What are you looking at? (Dogs follow the human gaze)

Dogs are known to be excellent readers of human body language in multiple situations. Surprisingly, however, scientists have so far found that dogs do not follow human gaze into distant space. Scientists at the Messerli Research Institute at the Vetmeduni Vienna investigated how this skill of dogs is influenced by aging, habituation and formal training. The outcome: Gaze following to human gaze cues did not differ over the dogs’ lifespan, however, formal training was found to directly influence gaze following in dogs.


Gaze following to distant space has been documented in many species and is considered a basic response found in many taxa.
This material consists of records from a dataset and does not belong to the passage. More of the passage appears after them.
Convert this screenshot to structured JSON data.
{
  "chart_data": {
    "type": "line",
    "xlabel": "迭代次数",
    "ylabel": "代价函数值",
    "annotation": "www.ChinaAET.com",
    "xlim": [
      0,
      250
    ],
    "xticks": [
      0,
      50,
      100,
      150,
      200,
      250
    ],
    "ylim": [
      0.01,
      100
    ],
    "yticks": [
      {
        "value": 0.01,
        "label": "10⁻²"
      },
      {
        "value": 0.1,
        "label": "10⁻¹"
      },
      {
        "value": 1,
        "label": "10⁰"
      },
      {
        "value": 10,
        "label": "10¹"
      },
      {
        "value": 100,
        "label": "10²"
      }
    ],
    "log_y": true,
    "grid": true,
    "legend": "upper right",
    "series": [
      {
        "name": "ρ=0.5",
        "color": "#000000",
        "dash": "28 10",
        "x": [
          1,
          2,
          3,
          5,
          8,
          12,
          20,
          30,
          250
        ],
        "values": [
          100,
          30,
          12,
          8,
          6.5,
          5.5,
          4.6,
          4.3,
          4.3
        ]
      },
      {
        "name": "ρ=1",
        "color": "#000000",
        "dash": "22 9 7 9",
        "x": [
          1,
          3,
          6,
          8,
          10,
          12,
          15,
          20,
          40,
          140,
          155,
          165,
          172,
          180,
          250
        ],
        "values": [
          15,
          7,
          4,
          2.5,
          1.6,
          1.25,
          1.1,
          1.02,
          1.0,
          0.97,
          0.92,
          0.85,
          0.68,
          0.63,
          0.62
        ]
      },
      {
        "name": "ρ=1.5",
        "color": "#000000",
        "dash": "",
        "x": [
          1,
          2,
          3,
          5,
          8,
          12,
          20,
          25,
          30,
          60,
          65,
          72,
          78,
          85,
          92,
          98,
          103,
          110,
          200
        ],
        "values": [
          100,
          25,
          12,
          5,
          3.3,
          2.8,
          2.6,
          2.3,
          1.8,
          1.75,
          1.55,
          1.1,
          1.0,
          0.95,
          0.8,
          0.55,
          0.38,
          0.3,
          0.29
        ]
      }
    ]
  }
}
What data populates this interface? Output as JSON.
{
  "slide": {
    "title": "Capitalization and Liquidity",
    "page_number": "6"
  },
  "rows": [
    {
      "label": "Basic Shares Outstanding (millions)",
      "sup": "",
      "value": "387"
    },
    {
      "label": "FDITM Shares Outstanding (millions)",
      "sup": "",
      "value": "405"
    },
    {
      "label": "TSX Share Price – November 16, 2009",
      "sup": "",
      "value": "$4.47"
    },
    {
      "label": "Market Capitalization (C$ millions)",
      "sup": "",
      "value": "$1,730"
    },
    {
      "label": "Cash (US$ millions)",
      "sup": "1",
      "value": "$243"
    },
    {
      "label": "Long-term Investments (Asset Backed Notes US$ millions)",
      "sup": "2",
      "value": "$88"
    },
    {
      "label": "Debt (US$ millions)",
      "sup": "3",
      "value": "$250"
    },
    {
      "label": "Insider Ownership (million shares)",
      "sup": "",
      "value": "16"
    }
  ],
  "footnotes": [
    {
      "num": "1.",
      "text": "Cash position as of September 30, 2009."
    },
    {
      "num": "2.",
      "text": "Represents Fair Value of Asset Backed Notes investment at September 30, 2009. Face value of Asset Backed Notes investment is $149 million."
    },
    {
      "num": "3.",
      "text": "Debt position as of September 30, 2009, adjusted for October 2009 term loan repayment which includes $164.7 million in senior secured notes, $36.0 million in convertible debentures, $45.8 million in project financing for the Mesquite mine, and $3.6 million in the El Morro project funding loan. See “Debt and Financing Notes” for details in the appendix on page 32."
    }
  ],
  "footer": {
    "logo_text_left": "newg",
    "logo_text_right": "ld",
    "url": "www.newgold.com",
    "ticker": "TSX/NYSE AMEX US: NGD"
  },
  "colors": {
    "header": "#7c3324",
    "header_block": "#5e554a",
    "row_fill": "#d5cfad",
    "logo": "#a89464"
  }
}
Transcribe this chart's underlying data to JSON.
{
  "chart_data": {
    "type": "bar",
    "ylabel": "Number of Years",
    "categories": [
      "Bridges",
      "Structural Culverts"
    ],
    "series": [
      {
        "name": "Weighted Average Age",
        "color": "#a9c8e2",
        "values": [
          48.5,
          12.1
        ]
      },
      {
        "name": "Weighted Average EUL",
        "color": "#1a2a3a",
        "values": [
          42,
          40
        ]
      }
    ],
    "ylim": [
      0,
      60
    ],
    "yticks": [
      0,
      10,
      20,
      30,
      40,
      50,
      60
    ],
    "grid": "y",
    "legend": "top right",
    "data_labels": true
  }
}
Dogs may present a special case as the researchers found evidence that they are able to follow human gaze to objects such as food or toys, but not for the comparatively simpler task of following gaze into distant space.

Two possible reasons were offered to explain this phenomenon: One reason could be habituation. Dogs lose their innate gaze following response as they age, as they are frequently exposed to human gaze cues over their lifespan and slowly stop responding to them. Another reason could be formal training such as obedience, agility, and trick training may interfere with the dogs’ response to gaze cues, since dogs are usually trained to look at the owner, to wait for commands and ignore distractions.

What influences dogs’ gaze following response to human gaze cues?

Lead author Lisa Wallis and her colleagues at the Vetmeduni Vienna investigated 145 Border Collies aged 6 months to 14 years in the Clever Dog Lab in order to address the question of whether habituation, and/or training influences dogs’ gaze following response, and to determine, for the first time, how this ability changes over the course of a dog’s life by comparing groups of dogs of different ages. 

Dogs of all ages are able to follow human gaze

The scientists tested two groups of dogs with differing amounts of formal training over their lifespan. Both groups participated firstly in a test and control condition, where their initial gaze following performance was measured. The experimenter obtained the dogs’ attention using its name and the command “watch” after which the experimenter turned her head swiftly to look at the door of the testing room in the test condition, or looked down to the floor next to her feet in the control condition. If the dogs responded by looking at the door within two seconds in the test condition but did not look at the door in the control condition, a gaze following response was recorded.

Dogs’ tendency to follow human gaze is influenced by training for eye contact
Lisa Wallis with a Border Collie in the test room. (Photo: Clever Dog Lab / Vetmeduni Vienna)

Lisa Wallis with a Border Collie in the test room. (Photo: Clever Dog Lab / Vetmeduni Vienna)

The dog follows Wallis' gaze to the door. (Photo: Clever Dog Lab / Vetmeduni Vienna)

The dog follows Wallis’ gaze to the door. (Photo: Clever Dog Lab / Vetmeduni Vienna)

 

 

 

 

 

 

 

 

 

Dogs which had a higher amount of formal training over their lifespan showed a lower gaze following response compared to dogs with little or no training. Similarly, short-term training also decreased dogs’ gaze following response and increased gaze to the human face.

The authors conclude that formal training had a stronger influence than aging or habituation on dogs’ gaze following response. This may explain why previous studies have failed to find a gaze following response when cues to distant space are used, and why in comparison to other species dogs perform relatively poorly in this task. The fact that the experimenter used strong attention-getting cues and provided contextual relevance by looking at a door may have also contributed to the positive results found in this study.

“From a very young age dogs have experience with doors when they live in human homes. The dogs develop an understanding that at any time an individual may enter the room, and therefore doors hold special social relevance to dogs”. – says Lisa Wallis.

In her current project, together with her colleague Durga Chapagain, Wallis is investigating the effects of diet on cognitive aging in older dogs. The scientists are still looking for dog owners who would like to participate in that long-term study (food is provided for free).

This research has been published in the journal Animal Behaviour.